The town has adopted the name of the ruins, Copan Ruinas town. However, it just barely qualifies as a town. Perhaps more a village than anything else, it has three main stretches of activity all with businesses generally feeding on tourism: 2-3 hotels, some restaurants, a couple bars – juice and regular ones - and strangely enough, pharmacies. Perhaps these also fed on tourists.


One other thing was clear from the town of Copan Ruinas: the cowboy hat ruled. It was ubiquitous. Even more than the cities I have been to in Texas, or the west of the US, the cowboy hat here was the rule not the exception for the men of the town. It was probably the one and only real fashion statement. Coupled with all the trucks, many of which had seemingly taken mud baths, this town was not afraid of hard work or getting dirty.

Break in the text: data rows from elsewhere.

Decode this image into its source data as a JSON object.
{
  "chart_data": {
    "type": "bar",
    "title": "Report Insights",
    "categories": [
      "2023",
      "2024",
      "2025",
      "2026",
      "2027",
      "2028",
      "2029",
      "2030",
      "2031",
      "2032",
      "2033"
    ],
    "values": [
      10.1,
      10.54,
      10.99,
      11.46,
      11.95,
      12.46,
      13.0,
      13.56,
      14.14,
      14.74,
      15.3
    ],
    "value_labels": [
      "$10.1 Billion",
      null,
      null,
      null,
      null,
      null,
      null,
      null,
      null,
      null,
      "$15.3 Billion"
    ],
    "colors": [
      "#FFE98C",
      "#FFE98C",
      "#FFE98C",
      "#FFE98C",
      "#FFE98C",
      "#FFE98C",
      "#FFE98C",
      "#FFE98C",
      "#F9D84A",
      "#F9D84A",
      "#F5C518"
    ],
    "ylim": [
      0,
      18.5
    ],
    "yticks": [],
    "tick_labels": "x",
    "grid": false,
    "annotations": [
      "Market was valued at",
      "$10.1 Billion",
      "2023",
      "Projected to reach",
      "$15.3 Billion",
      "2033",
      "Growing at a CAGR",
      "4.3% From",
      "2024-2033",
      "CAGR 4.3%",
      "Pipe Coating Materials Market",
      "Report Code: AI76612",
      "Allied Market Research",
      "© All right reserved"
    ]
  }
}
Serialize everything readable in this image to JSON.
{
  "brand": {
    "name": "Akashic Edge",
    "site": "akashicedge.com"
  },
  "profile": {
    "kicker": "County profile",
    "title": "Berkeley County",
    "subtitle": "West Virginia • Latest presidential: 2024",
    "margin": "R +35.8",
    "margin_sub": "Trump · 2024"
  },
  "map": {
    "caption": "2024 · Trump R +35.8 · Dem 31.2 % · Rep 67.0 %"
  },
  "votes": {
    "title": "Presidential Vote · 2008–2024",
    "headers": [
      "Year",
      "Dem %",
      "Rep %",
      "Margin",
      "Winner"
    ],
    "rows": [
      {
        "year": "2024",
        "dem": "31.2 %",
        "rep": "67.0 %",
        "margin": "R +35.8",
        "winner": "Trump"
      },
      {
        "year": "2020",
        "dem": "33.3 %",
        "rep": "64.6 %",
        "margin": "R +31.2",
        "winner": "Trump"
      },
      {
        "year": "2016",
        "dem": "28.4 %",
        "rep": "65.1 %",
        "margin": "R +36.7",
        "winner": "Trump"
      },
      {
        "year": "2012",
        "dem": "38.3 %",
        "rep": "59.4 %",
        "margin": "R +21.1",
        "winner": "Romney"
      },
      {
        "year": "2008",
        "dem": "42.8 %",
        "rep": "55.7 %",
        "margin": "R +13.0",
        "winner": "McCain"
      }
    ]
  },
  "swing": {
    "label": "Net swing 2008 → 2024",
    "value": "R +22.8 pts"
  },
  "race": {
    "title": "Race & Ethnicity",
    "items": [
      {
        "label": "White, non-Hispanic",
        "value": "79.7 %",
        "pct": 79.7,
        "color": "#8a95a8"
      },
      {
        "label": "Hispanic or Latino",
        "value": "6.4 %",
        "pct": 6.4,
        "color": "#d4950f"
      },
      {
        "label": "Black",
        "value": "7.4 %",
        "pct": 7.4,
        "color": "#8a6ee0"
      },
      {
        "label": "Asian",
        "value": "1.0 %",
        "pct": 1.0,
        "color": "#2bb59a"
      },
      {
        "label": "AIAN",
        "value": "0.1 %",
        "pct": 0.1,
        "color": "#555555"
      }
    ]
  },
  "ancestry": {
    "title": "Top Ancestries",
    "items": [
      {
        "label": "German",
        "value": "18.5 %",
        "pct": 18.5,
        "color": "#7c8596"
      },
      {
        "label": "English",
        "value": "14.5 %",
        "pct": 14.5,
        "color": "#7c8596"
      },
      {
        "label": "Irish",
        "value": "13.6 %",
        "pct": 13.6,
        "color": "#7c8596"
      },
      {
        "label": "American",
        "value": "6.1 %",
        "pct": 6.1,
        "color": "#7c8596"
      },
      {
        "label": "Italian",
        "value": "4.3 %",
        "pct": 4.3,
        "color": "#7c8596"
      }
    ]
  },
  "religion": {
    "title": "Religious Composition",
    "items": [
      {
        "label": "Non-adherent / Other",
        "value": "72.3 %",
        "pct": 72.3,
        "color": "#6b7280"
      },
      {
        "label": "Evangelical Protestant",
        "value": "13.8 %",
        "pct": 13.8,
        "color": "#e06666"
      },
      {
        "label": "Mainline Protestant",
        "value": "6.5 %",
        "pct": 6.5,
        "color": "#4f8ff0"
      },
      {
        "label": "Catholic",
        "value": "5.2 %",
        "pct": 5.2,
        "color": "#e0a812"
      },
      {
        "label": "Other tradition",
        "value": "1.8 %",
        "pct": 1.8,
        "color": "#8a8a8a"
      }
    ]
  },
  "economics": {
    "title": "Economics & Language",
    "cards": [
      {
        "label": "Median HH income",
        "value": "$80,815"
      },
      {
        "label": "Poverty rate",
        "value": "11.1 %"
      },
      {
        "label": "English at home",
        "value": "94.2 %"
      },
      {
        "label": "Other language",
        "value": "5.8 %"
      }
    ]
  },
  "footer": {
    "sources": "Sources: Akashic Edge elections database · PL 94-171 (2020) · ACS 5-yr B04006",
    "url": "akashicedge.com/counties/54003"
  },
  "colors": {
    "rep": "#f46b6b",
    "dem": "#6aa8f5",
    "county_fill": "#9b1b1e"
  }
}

Like Guatemala, you do have to take safety into account when visiting Honduras and take some precautions. Copan, like Antigua though, is a bit of a haven. I am very happy though that its reputation for being unsafe is not the only thing I know about Honduras.

Aside from being safe, Copan was interesting, intriguing, and a historian’s mecca. I am glad we visited the Paris of the Mayan World. One day I will also make it to its New York.